— О, нет, — прошептала она одними губами. — Не могу. Не надо. Не надо…
Она тоже начала подниматься, но как-то расслабленно, в дурмане, в потребности тронуть себя за лоб. А Юлий, под взглядом распахнутых карих глаз, и вовсе не мог шевельнуться, и зачарованный, и пригвожденный.
— Я… уезжаю, — выдохнула она. — Ты… прав… нужно расстаться, — сказала она, окрепнув голосом, и с каждым новым словом говорила яснее и звонче. — Да… ты это предлагал — нужно расстаться. Я обещала, обещала тебя оставить, чтобы ты не уезжал. — И она отступила с какой-то беспомощной опаской. — Теперь ты справишься без меня. Я уезжаю в Колобжег. Не видела отца четыре года. Ты… Я обещала, я уеду.
Она подалась к двери и выбежала, а Юлий, запоздало рванувшись, чтобы удержать, только охнул — нож больно гвоздил его в голень.
Узкогрудая ладья о тридцать два весла доставила Золотинку в Колобжег с восхитительной быстротой — за восемь неполных дней. Однако тут уже знали о прибытии государыни — птица летит быстрее ладьи и кто-то в столице позаботился, чтобы великая княгиня встретила в родном городе достойный прием. Когда ладья, взрезая речную волну, выбежала на просторный плес в виду Корабельной слободы, на городской пристани по левому берегу тучей чернел народ и полоскались знамена. По правую руку в Корабельной слободе махали шапками корабелы, их жены и дети, многие бежали по отмели, пытаясь угнаться за ладьей. Рыбаки встречали государыню на своих судах, пространство реки до различимого бледной полоской моря покрывали белые хлопья парусов.

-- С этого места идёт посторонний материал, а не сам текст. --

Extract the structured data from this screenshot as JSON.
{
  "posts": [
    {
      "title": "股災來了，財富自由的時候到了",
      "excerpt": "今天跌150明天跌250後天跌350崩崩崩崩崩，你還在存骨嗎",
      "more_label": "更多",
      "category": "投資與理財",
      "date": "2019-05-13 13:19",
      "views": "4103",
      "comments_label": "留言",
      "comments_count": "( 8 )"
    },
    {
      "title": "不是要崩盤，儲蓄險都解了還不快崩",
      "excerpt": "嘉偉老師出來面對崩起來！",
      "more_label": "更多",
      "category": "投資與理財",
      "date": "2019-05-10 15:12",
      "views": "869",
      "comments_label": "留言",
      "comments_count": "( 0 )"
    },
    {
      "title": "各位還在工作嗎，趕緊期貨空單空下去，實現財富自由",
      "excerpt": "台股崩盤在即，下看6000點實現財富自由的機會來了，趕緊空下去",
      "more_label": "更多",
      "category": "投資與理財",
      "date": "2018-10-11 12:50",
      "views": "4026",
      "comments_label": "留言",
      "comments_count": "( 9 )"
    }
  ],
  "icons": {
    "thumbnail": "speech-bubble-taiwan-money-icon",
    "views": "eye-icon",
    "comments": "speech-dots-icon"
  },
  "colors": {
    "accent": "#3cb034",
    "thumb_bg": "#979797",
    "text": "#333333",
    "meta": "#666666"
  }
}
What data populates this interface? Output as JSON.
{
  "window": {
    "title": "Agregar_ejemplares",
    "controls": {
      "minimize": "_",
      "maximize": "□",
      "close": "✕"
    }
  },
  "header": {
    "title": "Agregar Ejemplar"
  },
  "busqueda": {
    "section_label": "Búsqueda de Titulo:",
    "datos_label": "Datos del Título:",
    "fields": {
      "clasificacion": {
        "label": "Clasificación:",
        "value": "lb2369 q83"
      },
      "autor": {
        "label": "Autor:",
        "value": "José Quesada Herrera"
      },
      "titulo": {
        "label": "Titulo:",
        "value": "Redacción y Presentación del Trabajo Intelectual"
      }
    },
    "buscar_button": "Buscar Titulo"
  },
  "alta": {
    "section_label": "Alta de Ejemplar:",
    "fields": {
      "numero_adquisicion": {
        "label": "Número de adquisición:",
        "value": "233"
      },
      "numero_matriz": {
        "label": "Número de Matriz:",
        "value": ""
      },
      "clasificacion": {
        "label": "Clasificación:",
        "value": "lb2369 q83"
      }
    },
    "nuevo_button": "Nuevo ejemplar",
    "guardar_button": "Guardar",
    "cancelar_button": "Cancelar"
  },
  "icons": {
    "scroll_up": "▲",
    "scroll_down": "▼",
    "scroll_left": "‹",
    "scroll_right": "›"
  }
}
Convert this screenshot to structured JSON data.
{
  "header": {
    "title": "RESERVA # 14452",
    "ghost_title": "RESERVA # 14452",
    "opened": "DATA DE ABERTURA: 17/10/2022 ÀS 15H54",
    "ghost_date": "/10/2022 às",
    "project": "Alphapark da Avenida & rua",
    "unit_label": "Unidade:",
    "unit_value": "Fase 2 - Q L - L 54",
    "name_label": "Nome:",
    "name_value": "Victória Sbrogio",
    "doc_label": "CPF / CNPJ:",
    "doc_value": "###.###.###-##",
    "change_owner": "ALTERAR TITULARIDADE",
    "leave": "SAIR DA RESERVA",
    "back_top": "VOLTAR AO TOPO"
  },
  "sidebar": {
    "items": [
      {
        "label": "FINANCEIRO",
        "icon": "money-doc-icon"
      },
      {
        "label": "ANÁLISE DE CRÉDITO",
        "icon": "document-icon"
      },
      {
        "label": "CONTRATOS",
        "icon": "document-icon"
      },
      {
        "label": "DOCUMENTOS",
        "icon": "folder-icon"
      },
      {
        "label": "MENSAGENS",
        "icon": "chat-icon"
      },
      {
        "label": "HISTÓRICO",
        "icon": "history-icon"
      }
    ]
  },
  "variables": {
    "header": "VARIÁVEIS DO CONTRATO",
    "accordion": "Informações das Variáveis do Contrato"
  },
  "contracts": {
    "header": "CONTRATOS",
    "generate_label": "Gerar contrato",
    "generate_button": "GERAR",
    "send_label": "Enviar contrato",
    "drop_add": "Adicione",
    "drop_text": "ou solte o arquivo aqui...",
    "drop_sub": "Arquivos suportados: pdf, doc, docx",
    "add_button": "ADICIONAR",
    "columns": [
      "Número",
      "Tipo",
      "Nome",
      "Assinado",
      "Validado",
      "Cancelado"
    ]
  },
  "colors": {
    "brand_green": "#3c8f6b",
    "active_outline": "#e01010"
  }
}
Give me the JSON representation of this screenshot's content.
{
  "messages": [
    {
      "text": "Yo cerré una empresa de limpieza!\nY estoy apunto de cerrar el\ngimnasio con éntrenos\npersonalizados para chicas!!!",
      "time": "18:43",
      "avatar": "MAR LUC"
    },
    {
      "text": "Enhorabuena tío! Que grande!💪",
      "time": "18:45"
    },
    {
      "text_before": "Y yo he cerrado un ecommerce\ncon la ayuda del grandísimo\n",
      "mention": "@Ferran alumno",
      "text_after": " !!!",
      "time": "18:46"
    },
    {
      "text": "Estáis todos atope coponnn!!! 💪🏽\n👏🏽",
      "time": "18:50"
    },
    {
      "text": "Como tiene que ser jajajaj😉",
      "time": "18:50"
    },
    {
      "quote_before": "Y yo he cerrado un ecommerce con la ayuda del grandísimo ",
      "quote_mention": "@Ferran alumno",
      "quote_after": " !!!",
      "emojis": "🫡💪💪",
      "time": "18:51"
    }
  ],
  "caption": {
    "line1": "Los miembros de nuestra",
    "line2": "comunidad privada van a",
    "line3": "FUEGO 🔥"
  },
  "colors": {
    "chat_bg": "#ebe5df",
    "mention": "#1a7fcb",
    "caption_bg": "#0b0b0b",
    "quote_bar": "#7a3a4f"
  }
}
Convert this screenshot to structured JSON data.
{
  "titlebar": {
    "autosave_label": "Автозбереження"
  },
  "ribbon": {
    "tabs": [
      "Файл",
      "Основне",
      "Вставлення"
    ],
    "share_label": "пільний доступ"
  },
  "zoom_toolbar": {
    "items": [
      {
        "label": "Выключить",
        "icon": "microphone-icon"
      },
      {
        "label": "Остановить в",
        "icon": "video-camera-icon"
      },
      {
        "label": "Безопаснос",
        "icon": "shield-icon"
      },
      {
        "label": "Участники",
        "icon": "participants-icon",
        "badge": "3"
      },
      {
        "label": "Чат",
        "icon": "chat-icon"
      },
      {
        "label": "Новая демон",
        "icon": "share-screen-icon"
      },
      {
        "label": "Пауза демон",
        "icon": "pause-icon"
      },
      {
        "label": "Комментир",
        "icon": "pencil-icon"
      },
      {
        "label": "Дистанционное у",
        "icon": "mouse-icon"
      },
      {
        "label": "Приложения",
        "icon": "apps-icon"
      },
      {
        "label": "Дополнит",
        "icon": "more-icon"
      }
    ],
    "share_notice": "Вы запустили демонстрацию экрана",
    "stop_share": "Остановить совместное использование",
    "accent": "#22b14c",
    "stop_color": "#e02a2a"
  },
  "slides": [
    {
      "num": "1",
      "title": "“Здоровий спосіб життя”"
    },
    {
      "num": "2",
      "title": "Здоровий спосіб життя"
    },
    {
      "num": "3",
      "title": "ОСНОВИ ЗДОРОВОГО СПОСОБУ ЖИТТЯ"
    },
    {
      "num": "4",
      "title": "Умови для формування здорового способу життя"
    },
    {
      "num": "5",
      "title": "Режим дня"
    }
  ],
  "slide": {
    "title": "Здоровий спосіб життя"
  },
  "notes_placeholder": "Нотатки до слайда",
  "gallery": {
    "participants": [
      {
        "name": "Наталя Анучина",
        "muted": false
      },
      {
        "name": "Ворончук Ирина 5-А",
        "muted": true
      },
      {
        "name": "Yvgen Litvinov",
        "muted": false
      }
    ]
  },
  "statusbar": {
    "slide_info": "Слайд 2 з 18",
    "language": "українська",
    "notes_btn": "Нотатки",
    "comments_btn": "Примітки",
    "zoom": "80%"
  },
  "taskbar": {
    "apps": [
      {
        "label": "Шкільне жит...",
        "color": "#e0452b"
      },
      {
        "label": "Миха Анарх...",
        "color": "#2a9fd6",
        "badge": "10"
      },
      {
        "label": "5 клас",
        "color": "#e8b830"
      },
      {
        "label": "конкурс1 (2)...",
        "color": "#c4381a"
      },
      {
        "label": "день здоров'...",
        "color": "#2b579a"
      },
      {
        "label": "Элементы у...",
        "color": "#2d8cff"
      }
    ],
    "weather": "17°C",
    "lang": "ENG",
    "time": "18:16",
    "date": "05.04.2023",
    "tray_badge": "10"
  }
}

По правде говоря, захваченная красотой дня, Золотинка не имела сил досадовать на этот шум, на бой барабанов и пение труб, приветственные клики, на весь этот вселенский переполох, которого она стремилась избежать, сколько это было в ее власти. Но, видно, власть великий княгини была все же не столь велика, чтобы преодолеть извечный порядок вещей. И хорошо было бы тут напомнить себе, что она, Золотинка, не стала лучше за годы, прошедшие с тех пор, как она покинула город. Опытнее, искушеннее — да, а лучше — нет, не стала. Не стала она другим человеком; если хорошенько поскрести — все то же. И значит, не замечавшие ее прежде люди приветствовали не ее, Золотинку, а великую слованскую государыню. Они приветствовали государственную мощь, обаяние волшебства, богатство, славу, успех. И это нужно было хорошенько себе уяснить, чтобы уберечься от естественной, но совсем не похвальной ошибки — от естественной, можно сказать, потребности спутать себя с государственными крепостями и замками, с конными и пешими полками, с судьями, дьяками, с приказными палатами, тюрьмами, с почтой, с палачами, с позорными столбами и прямоезжими дорогами — то есть со всем тем, что составляет государственное тело. Золотинка понимала, что это нелегкая, если вообще посильная человеку задача и нужно, во всяком случае, когда не хочешь прежде срока свихнуться, держать в уме ту босоногую девочку с доверчивой открытой душой, которая не имеет, в сущности, ничего общего с нынешней суматохой.